Abstract A56: Targeting eIF4A dependent translation as therapeutics in pancreatic cancer

Abstract

Abstract Pancreatic cancer is one of the most aggressive cancers with no targeted therapy available. RNA translation is activated in aggressive pancreatic cancer and at the same time is also refractory to mTor inhibition. We have used a translation inhibitor for eIF4A, RNA helicase that is downstream of mTOR signaling and can be functionally targeted in pancreatic cancer. We establish that Silvestrol and its analog CR-31B showed potent anti-tumor activity in pancreatic cancer cell lines in vitro and in vivo. Silvestrol/CR-31B reduced pancreatic cancer cells and organoids growth derived from mouse model of pancreatic cancer and human patient samples in vitro. Further we identify the genome wide translational targets of Silvestrol in pancreatic cancer cell line that lacks response to mTOR signaling through loss of EIF4EBP1. Silvestrol down regulate translation of many key oncogenes and others cellular factors involved in oncogenic signaling in pancreatic cancer.

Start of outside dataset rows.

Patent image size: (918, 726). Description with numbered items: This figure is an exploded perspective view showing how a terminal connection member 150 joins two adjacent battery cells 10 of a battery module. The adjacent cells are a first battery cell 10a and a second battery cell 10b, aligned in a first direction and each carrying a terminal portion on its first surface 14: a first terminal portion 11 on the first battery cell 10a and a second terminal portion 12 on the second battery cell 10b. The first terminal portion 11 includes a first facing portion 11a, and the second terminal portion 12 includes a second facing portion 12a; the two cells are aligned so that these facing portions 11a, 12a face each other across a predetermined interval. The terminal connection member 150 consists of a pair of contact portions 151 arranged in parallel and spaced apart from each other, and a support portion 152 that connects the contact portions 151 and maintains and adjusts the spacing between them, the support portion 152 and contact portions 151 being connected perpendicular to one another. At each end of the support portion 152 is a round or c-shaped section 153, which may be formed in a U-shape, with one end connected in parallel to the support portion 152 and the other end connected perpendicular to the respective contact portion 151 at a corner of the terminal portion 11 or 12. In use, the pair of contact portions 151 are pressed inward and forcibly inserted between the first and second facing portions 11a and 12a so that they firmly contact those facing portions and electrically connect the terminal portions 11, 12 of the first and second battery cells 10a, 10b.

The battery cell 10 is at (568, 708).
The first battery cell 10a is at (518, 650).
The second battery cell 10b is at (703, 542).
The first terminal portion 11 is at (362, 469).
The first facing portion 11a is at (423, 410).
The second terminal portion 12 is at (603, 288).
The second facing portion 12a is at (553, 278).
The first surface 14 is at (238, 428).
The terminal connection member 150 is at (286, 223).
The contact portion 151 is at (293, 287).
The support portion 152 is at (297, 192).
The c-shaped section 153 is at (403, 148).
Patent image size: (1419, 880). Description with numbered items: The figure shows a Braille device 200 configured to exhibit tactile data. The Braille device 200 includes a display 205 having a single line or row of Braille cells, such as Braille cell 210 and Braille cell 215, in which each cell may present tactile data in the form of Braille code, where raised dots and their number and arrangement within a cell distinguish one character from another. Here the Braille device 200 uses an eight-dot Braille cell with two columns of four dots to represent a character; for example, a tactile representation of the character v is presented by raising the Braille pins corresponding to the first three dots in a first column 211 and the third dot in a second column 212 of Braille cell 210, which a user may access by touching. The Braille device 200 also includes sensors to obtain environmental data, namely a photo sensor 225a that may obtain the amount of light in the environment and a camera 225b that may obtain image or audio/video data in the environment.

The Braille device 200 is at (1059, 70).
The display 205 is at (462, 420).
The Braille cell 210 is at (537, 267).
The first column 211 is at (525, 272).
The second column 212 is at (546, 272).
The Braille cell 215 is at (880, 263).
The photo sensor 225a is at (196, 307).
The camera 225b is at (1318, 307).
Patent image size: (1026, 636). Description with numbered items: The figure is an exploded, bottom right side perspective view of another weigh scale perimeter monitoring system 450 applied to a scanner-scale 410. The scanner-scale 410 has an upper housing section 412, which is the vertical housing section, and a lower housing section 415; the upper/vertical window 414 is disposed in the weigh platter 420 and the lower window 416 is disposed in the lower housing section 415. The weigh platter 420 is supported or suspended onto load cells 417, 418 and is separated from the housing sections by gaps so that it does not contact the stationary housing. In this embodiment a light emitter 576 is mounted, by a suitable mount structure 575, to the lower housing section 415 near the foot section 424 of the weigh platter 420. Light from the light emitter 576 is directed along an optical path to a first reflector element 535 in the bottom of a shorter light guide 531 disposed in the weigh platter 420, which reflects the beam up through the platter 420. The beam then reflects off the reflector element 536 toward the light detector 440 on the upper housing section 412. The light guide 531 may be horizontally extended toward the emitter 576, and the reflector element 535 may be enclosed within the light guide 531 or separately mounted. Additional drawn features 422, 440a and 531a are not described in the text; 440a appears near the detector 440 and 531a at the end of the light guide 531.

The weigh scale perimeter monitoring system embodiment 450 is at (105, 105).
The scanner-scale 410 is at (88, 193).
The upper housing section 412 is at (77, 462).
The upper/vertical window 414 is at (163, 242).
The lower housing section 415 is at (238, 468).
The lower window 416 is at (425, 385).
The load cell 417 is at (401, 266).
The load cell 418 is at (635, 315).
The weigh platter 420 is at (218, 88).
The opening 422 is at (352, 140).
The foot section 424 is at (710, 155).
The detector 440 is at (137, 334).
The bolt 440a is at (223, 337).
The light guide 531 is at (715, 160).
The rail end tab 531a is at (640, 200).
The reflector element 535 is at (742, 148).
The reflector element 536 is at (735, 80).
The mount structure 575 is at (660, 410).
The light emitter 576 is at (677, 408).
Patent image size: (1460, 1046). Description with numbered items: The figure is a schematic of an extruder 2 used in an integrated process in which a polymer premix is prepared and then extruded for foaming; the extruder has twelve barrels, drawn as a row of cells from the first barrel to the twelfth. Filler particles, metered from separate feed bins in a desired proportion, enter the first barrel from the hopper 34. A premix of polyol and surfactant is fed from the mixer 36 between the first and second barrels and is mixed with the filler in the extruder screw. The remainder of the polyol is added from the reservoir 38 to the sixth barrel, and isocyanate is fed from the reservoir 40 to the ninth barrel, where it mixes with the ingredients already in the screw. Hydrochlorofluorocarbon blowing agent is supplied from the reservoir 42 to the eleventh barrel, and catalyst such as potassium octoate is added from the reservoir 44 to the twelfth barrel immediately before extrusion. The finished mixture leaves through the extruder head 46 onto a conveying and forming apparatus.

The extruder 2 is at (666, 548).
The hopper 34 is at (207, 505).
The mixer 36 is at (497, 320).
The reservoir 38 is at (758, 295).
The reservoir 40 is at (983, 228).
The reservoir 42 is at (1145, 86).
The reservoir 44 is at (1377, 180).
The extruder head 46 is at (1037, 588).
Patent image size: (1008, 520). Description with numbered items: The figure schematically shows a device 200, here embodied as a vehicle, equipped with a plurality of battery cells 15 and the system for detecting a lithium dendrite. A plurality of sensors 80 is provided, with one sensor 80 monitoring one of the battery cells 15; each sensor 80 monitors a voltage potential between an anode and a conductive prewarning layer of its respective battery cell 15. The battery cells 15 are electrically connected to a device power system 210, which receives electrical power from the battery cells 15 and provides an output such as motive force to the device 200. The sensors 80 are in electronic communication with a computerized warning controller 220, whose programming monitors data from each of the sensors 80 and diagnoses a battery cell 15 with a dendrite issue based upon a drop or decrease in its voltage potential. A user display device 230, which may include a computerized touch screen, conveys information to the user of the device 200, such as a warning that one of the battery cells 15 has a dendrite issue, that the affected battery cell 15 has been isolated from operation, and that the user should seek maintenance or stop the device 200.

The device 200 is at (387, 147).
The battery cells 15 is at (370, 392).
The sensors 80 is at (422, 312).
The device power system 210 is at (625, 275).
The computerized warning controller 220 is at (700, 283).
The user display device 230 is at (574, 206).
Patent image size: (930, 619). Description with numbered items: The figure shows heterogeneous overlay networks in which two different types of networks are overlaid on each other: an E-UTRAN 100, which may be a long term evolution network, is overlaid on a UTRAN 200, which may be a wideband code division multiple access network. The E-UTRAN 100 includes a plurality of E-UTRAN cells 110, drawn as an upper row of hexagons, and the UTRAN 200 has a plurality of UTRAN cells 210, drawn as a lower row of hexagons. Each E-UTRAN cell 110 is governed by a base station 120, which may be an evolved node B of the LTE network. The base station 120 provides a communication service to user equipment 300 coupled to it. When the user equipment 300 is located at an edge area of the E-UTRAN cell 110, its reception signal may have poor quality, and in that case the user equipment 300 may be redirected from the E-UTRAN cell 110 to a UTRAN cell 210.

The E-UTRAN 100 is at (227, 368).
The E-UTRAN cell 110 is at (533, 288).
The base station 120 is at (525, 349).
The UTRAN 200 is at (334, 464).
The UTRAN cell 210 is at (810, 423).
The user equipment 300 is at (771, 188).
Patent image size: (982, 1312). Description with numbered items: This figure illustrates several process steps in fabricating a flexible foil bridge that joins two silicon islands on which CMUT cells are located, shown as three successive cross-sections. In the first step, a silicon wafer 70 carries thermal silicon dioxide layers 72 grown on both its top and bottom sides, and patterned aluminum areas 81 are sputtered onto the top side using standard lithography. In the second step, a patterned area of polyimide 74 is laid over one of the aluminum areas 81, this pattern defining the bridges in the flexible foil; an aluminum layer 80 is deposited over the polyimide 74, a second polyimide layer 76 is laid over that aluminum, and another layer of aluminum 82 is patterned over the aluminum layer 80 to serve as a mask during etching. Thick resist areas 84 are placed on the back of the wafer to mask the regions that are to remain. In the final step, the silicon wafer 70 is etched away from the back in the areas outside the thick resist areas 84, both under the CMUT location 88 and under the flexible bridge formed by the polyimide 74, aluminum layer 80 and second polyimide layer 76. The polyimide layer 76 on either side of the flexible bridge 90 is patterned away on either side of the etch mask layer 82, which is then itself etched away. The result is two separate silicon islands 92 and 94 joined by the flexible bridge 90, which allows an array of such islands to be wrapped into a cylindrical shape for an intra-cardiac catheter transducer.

Silvestrol targets were also enriched for G-quadruplex structure in their 5’UTR. With this study we establish a new mechanism of targeting pancreatic cancer cells through translation inhibition and identify more proteins as therapeutic targets that are regulated independent of mTOR signaling. Citation Format: Kamini Singh, Stefan G. Stark, Agnes Viale, Prathibha Mohan, Man Jiang, Gunnar Rätsch, Hans-Guido Wendel.{Authors}. Targeting eIF4A dependent translation as therapeutics in pancreatic cancer. [abstract]. In: Proceedings of the AACR Special Conference on Pancreatic Cancer: Advances in Science and Clinical Care; 2016 May 12-15; Orlando, FL. Philadelphia (PA): AACR; Cancer Res 2016;76(24 Suppl):Abstract nr A56.